«Всякий раз, когда речь заходила о моем отъезде, — говорит Мари Каппель, — я видела, что граф бледнеет и дрожит.
— Мне бы хотелось поговорить с вами наедине, — сказал он наконец.
— Я хотела бы того же.
Я повернулась к обеим моим тетушкам, сидевшим подле нас, и попросила их оставить меня на четверть часа для разговора с глазу на глаз с г-ном Шарпантье.
Они дали согласие и удалились.
Воцарилось долгое молчание… Наши глаза избегали встречи, равно как и наши мысли. Внезапно он взял меня за руку; я разрыдалась и сказала ему:
— Шарль, теперь я одна на этом свете… Вы желаете взять меня под свою защиту?
— О, — воскликнул он, — я люблю вас и буду любить всегда!
— Мой скорый отъезд в Париж вас устраивает?
— Как может он меня устраивать, если он сулит нам разлуку? Почему бы вам не остаться в Виллер-Элоне?
— Моя тетушка, госпожа Гара́, уже давно заменила мне мать… Я должна следовать за ней и повиноваться ей… до тех пор, пока не начну повиноваться…
Я не решилась закончить фразу.
Он ничего не ответил, и между нами вновь установилось молчание, на сей раз еще более жестокое, чем прежде. Я собрала все свои силы, желая нарушить его.
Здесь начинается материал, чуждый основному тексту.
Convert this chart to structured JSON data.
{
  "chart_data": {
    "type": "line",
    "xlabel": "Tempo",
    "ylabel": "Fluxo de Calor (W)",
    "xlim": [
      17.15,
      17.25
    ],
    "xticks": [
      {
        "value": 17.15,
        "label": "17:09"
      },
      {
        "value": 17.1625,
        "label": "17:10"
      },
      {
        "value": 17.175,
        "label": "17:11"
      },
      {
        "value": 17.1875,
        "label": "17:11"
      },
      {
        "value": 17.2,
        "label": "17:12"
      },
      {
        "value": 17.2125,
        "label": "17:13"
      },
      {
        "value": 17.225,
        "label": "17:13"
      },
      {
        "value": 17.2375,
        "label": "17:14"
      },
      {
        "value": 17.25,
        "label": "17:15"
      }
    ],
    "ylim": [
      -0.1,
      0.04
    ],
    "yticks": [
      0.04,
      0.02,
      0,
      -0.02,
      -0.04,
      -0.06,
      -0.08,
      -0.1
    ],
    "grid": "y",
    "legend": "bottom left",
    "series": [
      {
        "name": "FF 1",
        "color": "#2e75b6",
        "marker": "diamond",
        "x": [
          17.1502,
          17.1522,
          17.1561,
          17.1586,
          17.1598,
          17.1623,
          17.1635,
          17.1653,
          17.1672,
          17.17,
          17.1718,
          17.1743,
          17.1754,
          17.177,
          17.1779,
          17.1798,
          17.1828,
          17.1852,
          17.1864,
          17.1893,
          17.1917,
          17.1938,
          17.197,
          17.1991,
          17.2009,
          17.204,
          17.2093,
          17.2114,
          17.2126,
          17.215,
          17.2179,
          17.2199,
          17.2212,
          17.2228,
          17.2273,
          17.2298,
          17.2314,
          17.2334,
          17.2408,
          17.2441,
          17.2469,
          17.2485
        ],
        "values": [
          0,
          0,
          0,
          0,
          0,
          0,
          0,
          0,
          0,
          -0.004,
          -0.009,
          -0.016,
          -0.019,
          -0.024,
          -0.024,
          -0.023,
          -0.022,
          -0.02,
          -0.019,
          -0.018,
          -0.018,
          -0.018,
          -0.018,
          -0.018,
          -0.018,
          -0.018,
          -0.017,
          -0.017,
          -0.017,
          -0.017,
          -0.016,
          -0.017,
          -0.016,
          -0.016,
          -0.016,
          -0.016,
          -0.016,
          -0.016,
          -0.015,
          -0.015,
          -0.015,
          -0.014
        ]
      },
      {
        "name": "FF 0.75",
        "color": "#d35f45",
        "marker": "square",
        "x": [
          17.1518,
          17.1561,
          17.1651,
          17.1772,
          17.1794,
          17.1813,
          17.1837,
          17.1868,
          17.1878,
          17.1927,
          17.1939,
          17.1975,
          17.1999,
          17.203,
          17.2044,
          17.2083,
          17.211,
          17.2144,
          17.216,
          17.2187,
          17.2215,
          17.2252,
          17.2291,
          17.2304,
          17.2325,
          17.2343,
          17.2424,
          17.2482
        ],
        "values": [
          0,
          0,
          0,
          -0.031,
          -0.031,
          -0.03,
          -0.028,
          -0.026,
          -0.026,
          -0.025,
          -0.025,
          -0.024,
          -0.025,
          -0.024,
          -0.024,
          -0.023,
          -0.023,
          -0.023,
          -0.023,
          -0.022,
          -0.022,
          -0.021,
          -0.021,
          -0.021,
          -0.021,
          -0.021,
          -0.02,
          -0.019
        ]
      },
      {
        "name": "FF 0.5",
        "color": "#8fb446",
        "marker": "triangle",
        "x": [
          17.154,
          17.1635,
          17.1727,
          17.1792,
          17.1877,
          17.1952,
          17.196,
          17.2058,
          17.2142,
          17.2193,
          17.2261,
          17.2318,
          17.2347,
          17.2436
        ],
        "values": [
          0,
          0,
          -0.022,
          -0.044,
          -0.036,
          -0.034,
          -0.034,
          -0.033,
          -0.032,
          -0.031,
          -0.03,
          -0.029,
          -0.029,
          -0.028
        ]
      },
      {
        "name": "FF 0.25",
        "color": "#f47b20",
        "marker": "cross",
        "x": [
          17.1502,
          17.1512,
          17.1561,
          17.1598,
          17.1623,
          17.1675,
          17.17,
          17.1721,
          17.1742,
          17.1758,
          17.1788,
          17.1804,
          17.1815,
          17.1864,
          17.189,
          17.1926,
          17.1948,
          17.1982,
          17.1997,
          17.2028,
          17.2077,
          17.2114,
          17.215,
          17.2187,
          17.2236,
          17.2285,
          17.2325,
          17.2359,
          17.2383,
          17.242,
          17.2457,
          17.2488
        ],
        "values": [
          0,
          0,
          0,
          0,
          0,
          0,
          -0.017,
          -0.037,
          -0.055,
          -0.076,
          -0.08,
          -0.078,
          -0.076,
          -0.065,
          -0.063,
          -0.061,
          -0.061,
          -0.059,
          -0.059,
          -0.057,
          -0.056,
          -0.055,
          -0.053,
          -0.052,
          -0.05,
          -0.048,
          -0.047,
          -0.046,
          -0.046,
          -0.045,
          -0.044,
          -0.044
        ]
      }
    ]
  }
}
— Я верю, что вы любите меня, — поспешно произнесла я. — И знаю, что люблю вас. Глубокая привязанность соединила нас друг с другом… Но, во имя наших отцов, пребывающих на Небесах, скажите, Шарль, та ли я женщина, какую вы выбрали себе в жены?
— Послушайте, Мари, мои денежные дела идут все хуже и хуже. Вправе ли я увлечь вас в бездну полного разорения?.. Один, что ж, я его вынесу… Но я не могу допустить, чтобы вы делили со мной лишения… Нет, я хочу восстановить свое состояние, и тогда…
— И тогда, в счастье или в несчастье, вы выберете меня?
— Как можно связать вас подобным обещанием? Соединить вашу юную жизнь с моими печалями, с моими разочарованиями?
— Довольно, сударь, я поняла вас. Да простит вас Господь! Вы жестоко обманули меня.
— Мари, ради Бога, поверьте мне… Если я отказываюсь от своего счастья…
Он бросился передо мной на колени, целовал мне руки и сжимал меня в объятиях…
Но Бог дал мне сил.
Я поднялась, громко позвонила в колокольчик и приказала слуге посветить г-ну Шарпантье, желающему удалиться к себе в комнату.
Но, прежде чем дверь за ним закрылась, я без чувств рухнула на пол.
Всю ночь я провела, опустив голову на ладони моей бедной Антонины, которая, подобно мне, пребывала в угрюмом отчаянии.
На рассвете я услышала поступь лошади… Это была его лошадь!..
Когда он проезжал под моими окнами, его глаза искали меня… однако им не удалось встретиться с моими глазами, хотя я и провожала его взглядом. Трижды он оборачивался, и трижды мне приходилось собирать все свое мужество.
Наконец он пустил лошадь в галоп и скрылся из моего поля зрения.
Больше я никогда его не видела».[30]
Вот так, по словам Мари Каппель, происходила ее последняя встреча с графом Шарпантье, лишившая ее всякой надежды.
XII
Согласимся, что трудно было быть несчастнее бедной Мари.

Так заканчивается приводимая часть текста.